I have a special place in my heart for the kids I met this week. There was one child in particular...I didn't show favoritism in any way towards him but I will pray hardest for him. He is Muslim and I'm honestly not sure why he was allowed to come back after the first day finding out this was a Christian event. He didn't actively participate in Tuesday's devotion but he did sit there and listen respectfully. Wednesday I worried about him because he didn't come back. However he was back on Thursday and Friday but he had a friend with him. This friend tried to distract him during the devotion by walking away or quietly talking over me to him. I tried to get him involved, especially today since we talked about Abraham and we share that background of our faiths. I think, if it weren't for his friend being there, he would've listened intently to everything we had to say this week. I pray he comes back next week. I pray his friend does as well. But I pray they are in separate groups so that at the very least, one can hear the loving message of Jesus Christ preached.
I have smiled a ton this week. This is where God wants us for now. :) Until we know where to go next, "I will serve you while I'm waiting, I will worship while I'm waiting on you Lord!!"

Here is a video of what we did this week:

Wednesday, July 1, 2009

So, what next?

"Be anxious for nothing but in everything by prayer and supplication, with thanksgiving, let your requests be made known to God. And the peace of God, which surpasses all understanding, will guard your heart and your mind in Christ Jesus."
Philippians 4:6-7

Easier "read" than done in my case. :) But one thing I know for sure, God's peace definitely surpasses my understanding!

With Craig in Romania, each of us has been thinking about our future in missions. He is growing and praying and being mentored over there. I am growing and praying over here. (Dont' so much have the mentor part...)
Should we be overseas missionaries? Latvia, Romania, some other place? Should we be missionaries where we are and take a few trips each year to these other places?
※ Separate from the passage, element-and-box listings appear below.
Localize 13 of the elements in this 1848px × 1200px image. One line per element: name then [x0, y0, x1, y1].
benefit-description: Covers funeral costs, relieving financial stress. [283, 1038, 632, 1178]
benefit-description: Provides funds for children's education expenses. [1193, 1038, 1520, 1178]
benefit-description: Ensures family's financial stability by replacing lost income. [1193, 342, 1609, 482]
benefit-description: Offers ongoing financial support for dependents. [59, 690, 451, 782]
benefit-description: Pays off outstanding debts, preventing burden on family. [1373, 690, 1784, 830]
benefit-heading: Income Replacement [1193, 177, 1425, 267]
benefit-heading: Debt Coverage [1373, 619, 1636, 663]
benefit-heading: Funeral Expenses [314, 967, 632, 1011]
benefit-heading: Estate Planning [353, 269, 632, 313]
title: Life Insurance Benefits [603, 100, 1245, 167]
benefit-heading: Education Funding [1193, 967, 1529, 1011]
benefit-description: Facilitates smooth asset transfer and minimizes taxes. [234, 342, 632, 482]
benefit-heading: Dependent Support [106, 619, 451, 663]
What should our missionary lives look like? We have been called to international missions, but as I am learning there are TONS of opportunities for that right here in our area. How can we overlook these people who need Jesus, too? But on the flip side, how can we overlook those still in other countries who need Jesus and lots of physical help?
I am being presented with many opportunities for international missions over the next few months. I will be praying over which ones to do. I know I can't do them all because of finances and life in general, but I would like to do many of them.
How do we know what to do? What would best suit our family? More importantly, which option does God want us to choose? Why does it seem like all I ever do is to ask questions?
I do know one thing for sure, though--God has given all of us a heart for His people ALL over the world and a desire to know them, help them, love them. I pray that we will fulfill our part of going into all nations and making disciples for Jesus Christ!!
I can't wait til Craig gets back and we can have a real heart to heart about his experiences during this trip to Romania. Hopefully we'll plan a family mission trip to Romania in the semi-near future as well!